Guideline 3.2.2 trips up a lot of free apps, because the business models that seem clever, watch ads to earn rewards, get paid to refer friends, a feed promoting other apps, are exactly the ones Apple lists as unacceptable. The rule is not against free apps or ads; it is against an app whose primary purpose is to drive ad-watching, marketing tasks, or referrals rather than to provide real value. Here is what 3.2.2 actually prohibits, the traps free apps fall into, and how to build a model that passes.
Short answer
Guideline 3.2.2, Unacceptable Business Model practices, prohibits apps whose primary purpose is to encourage watching ads or performing marketing-oriented tasks, that reward users for downloading other apps, that exist mainly to promote third-party apps, or that monetize built-in device or operating system capabilities. Per Apple's business guidelines, this commonly hits free apps built around "watch ads to earn" or referral payouts. Free apps and advertising are fine; what is not fine is an app where the ad-watching or marketing is the product. To pass, make genuine utility or entertainment the core purpose, and treat ads as support, not the point.
What you should know
- It targets the business model, not free apps: free apps are fine.
- Ad-watching cannot be the purpose: an app to watch ads for rewards is rejected.
- Referral payouts are restricted: rewarding the recipient for downloading is not allowed.
- Promoting other apps is off-limits: a feed of third-party apps is unacceptable.
- Do not monetize OS features: built-in capabilities are not yours to charge for.
What does Guideline 3.2.2 prohibit?
A set of business practices Apple considers unacceptable, regardless of price. The core one is an app whose primary purpose is to get users to watch advertisements or complete marketing tasks, which is not what the App Store is for. It also covers incentivizing downloads, where rewarding the person who receives an invitation for downloading or registering is not allowed, though rewarding the sender for inviting can be acceptable. It prohibits apps that mainly display or promote third-party apps, such as a news feed of other apps, and monetizing built-in capabilities provided by the hardware or operating system, like Push Notifications, the camera, or Apple services such as iCloud. The thread is that the app must offer its own value, not repackage ads, referrals, or system features as the product.
What are the common 3.2.2 traps in free apps?

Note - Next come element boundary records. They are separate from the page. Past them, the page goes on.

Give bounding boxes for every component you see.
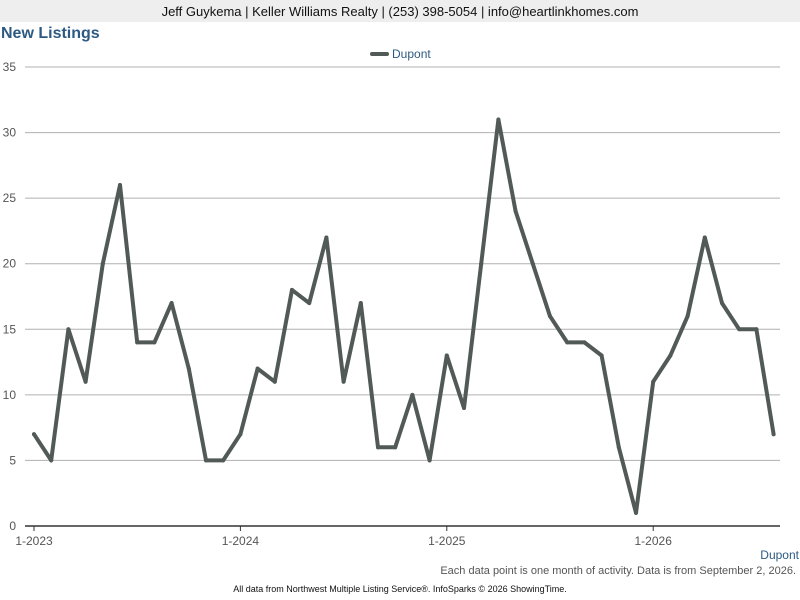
data-point xyxy=(32,432,36,437)
data-note: Each data point is one month of activity… xyxy=(440,565,796,577)
x-tick-label: 1-2024 xyxy=(222,534,260,548)
data-point xyxy=(513,209,518,214)
data-point xyxy=(496,117,501,122)
data-point xyxy=(100,261,105,266)
data-point xyxy=(616,445,621,450)
data-source: All data from Northwest Multiple Listing… xyxy=(233,584,567,594)
y-tick-label: 10 xyxy=(3,388,17,402)
data-point xyxy=(221,458,226,463)
data-point xyxy=(66,327,71,332)
data-point xyxy=(135,340,140,345)
y-tick-label: 25 xyxy=(3,191,17,205)
y-tick-label: 5 xyxy=(9,453,16,467)
data-point xyxy=(341,379,346,384)
data-point xyxy=(272,379,277,384)
x-tick-label: 1-2025 xyxy=(428,534,466,548)
data-point xyxy=(393,445,398,450)
data-point xyxy=(204,458,208,463)
data-point xyxy=(479,261,484,266)
agent-info-text: Jeff Guykema | Keller Williams Realty | … xyxy=(161,3,639,19)
data-point xyxy=(118,183,122,188)
data-point xyxy=(668,353,673,358)
data-point xyxy=(307,301,312,306)
data-point xyxy=(358,301,363,306)
data-point xyxy=(186,366,191,371)
data-point xyxy=(599,353,604,358)
data-point xyxy=(565,340,570,345)
data-point xyxy=(49,458,54,463)
data-point xyxy=(685,314,690,319)
data-point xyxy=(462,405,466,410)
data-point xyxy=(83,379,88,384)
data-point xyxy=(427,458,432,463)
data-point xyxy=(376,445,380,450)
data-point xyxy=(548,314,552,319)
series-line-dupont xyxy=(32,117,776,515)
legend-label: Dupont xyxy=(392,47,431,61)
data-point xyxy=(634,510,638,515)
data-point xyxy=(324,235,329,240)
data-point xyxy=(238,432,243,437)
y-tick-label: 0 xyxy=(9,519,16,533)
data-point xyxy=(444,353,449,358)
end-series-label: Dupont xyxy=(760,548,799,562)
agent-info-bar: Jeff Guykema | Keller Williams Realty | … xyxy=(0,0,800,22)
data-point xyxy=(410,392,415,397)
data-point xyxy=(702,235,707,240)
y-tick-label: 20 xyxy=(3,257,17,271)
x-tick-label: 1-2023 xyxy=(15,534,53,548)
data-point xyxy=(152,340,157,345)
data-point xyxy=(651,379,656,384)
y-tick-label: 30 xyxy=(3,126,17,140)
data-point xyxy=(754,327,759,332)
data-point xyxy=(255,366,260,371)
data-point xyxy=(530,261,535,266)
data-point xyxy=(290,287,294,292)
y-tick-label: 15 xyxy=(3,322,17,336)
data-point xyxy=(169,301,174,306)
data-point xyxy=(737,327,742,332)
y-tick-label: 35 xyxy=(3,60,17,74)
data-point xyxy=(720,301,724,306)
data-point xyxy=(771,432,776,437)
x-tick-label: 1-2026 xyxy=(635,534,673,548)
chart-title: New Listings xyxy=(1,25,100,42)
data-point xyxy=(582,340,587,345)
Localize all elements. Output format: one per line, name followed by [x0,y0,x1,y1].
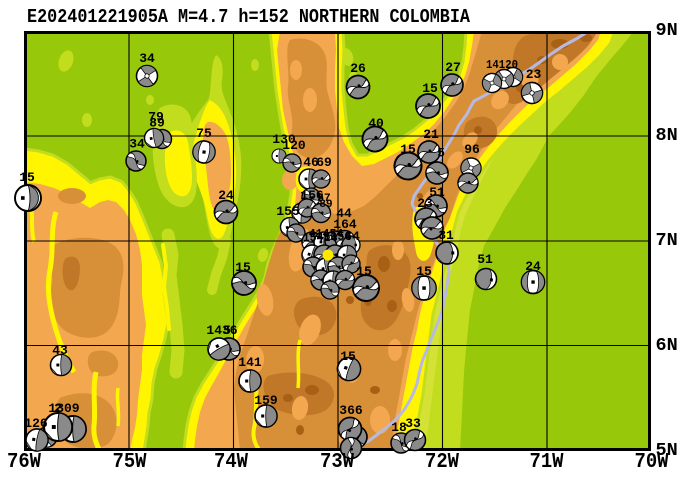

The popular "earn rewards" models are where free apps go wrong. The table lists them.
| Model | Problem under 3.2.2 |
|---|---|
| Watch ads to earn points or cash | Ad-watching is the primary purpose |
| Pay users to download other apps | Rewards the recipient for downloading |
| Feed that promotes third-party apps | App mainly promotes other apps |
| Charging for a built-in OS capability | Monetizing system or hardware features |
| Complete marketing tasks for rewards | Marketing tasks are the product |
These share a pattern: the app's reason to exist is the ad, the referral, or the promotion, not a feature users value for itself. So a rewards app where the point is watching ads, or a referral scheme that pays people to install apps, is the classic 3.2.2 rejection, even though both are free.
How do you build an acceptable free-app model?
Put real value first and let monetization support it. Build an app that does something genuinely useful or entertaining, then fund it with ads or in-app purchases that support that core, rather than making the ads or tasks the experience. Advertising is allowed as a way to monetize a free app, so a free app with ads is fine when the app itself is the draw. For referrals, you can reward the sender for inviting, but do not reward the recipient for downloading or registering. And do not build your model on charging for capabilities the OS already provides. The question to ask is whether users would value the app with the ads and referrals stripped away; if the answer is no, the model needs rethinking.
What to watch out for
The first trap is assuming a free app is automatically fine, when 3.2.2 is about the model, not the price. The second is a referral feature that rewards the downloader, which is the specific incentivized-download pattern Apple calls out; reward the sender instead. The third is dressing up an ad-watching or task-completion app as a utility when the rewards are the real product. Business model is a product and policy matter rather than a security one, so it sits apart from a pre-submission scan such as PTKD.com (https://ptkd.com), which reads the binary against OWASP MASVS for the security side; the 3.2.2 fix is a change to what your app fundamentally offers.
What to take away
- Guideline 3.2.2 prohibits apps whose primary purpose is watching ads, doing marketing tasks, paying users to download other apps, promoting third-party apps, or monetizing OS features.
- It targets the business model, not free apps, so a free app with ads is fine when the app itself is the value.
- Reward the sender of a referral, not the recipient for downloading, and do not charge for built-in system capabilities.
- Build genuine utility as the core and let ads or in-app purchases support it, since 3.2.2 is fixed by changing what the app offers, not its security.